Just when you thought Gov. Mike Pence’s quest to take control of education couldn’t be any more blatant, he turned things up a notch.
Pence has asked the National Association of State Boards of Education to resolve a dispute between the Indiana State Board of Education and Glenda Ritz, the state superintendent of public instruction.
That’s like asking the Purdue University president to officiate a basketball game between Purdue and IU.
Pence’s call for outside help would seem to be little more than a smokescreen for what he has done to the state’s education hierarchy since taking office 10 months ago.
This isn’t rocket science. Pence is the problem.
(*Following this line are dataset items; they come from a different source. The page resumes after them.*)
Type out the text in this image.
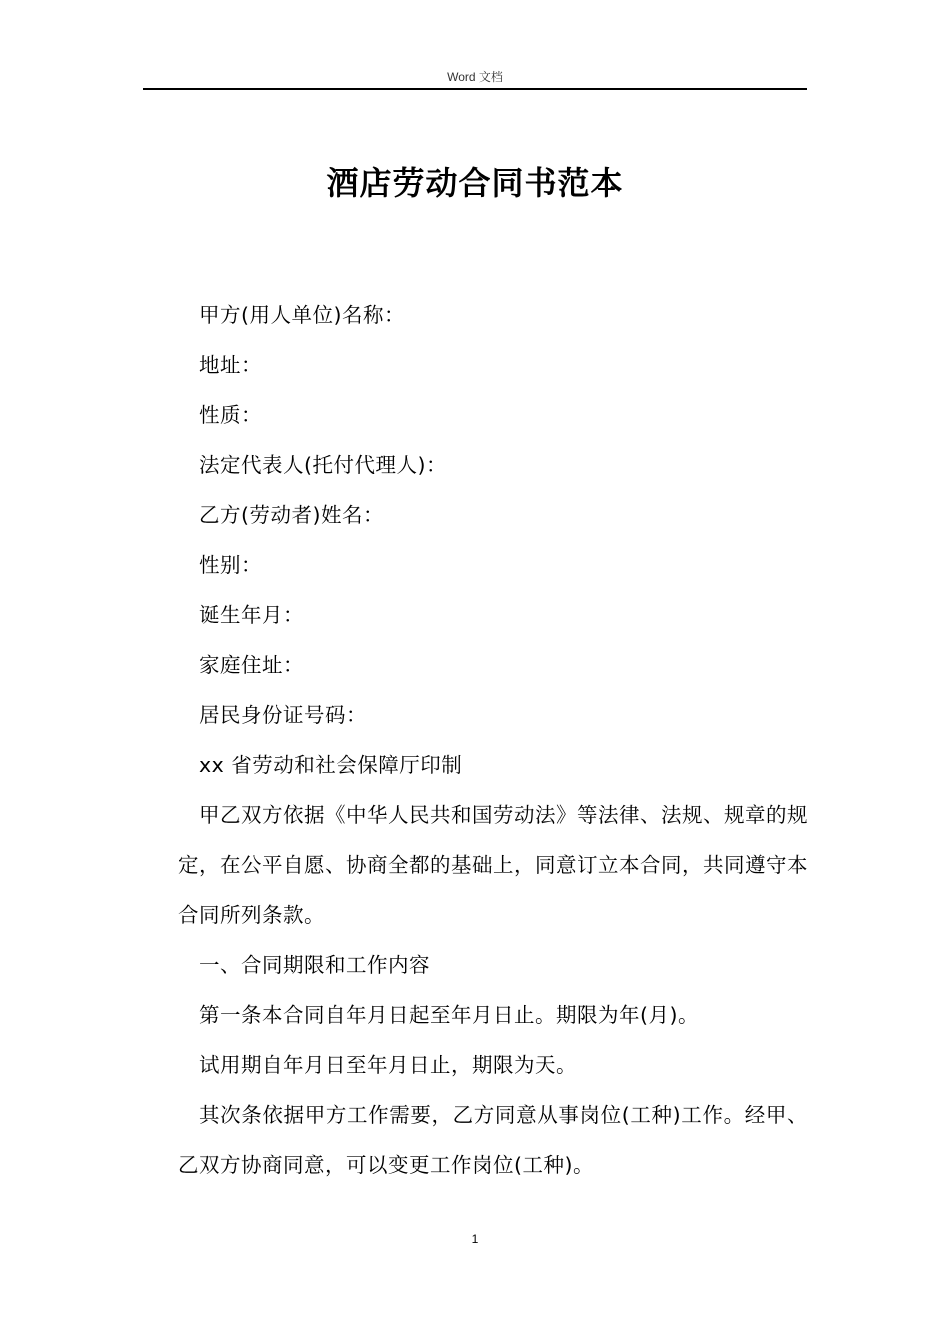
Word 文档
酒店劳动合同书范本

甲方(用人单位)名称：

地址：

性质：

法定代表人(托付代理人)：

乙方(劳动者)姓名：

性别：

诞生年月：

家庭住址：

居民身份证号码：

xx 省劳动和社会保障厅印制

甲乙双方依据《中华人民共和国劳动法》等法律、法规、规章的规定，在公平自愿、协商全都的基础上，同意订立本合同，共同遵守本合同所列条款。

一、合同期限和工作内容

第一条本合同自年月日起至年月日止。期限为年(月)。

试用期自年月日至年月日止，期限为天。

其次条依据甲方工作需要，乙方同意从事岗位(工种)工作。经甲、乙双方协商同意，可以变更工作岗位(工种)。

1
The governor controls the Board of Education. His good buddy Daniel Elsener runs the board. Elsener also was close to former Superintendent Tony Bennett, the Republican golden boy who angered Hoosiers and lost to Ritz last year.
If Pence wants to end the feud, all he has to do is call Elsener into his office and tell him to call off the dogs.
But Pence's brief tenure as governor shows he doesn’t want to do so. Perhaps that’s a tribute to Bennett for his attack on the state’s public school teachers.
Pence created the Center for Education and Career Innovation, which is slowly usurping Ritz’s authority. The CECI wasn’t approved by the Legislature.
The Republican-controlled Board of Education two weeks ago proposed that Pence’s CECI co-direct a review of state education standards in conjunction with the Department of Education over which Ritz presides.
Elsener, a couple of months ago, mandated the Board of Education adopt a strategic plan for future education. The final decisions will be made by Elsener and the board, not Ritz, even though she is board chairwoman.
The State Board of Education last month secretly submitted a letter asking the Legislative Services Agency to compile grades rating schools. The move would take grading authority away from Ritz and the Department of Education.
Gary’s Tony Walker, one of the board members, had the audacity to defend the secret serial meeting, saying it was all legal because it was done electronically. But he was among those who signed the letter to the Legislative Services Agency. Go figure.
Pence has tried to distance himself from the Republican education coup. That’s one reason he created the CECI.
Pence sounds Pollyannaish when he talks about the Ritz/board friction.
“There’s people of goodwill in this, and whether there’s been a misunderstanding or not, we need to stay focused on our kids,” Pence said recently.
The question is whether Pence thinks the people of Indiana are dumb or naïve.
Remember, Mike, they were smart enough to dump Bennett.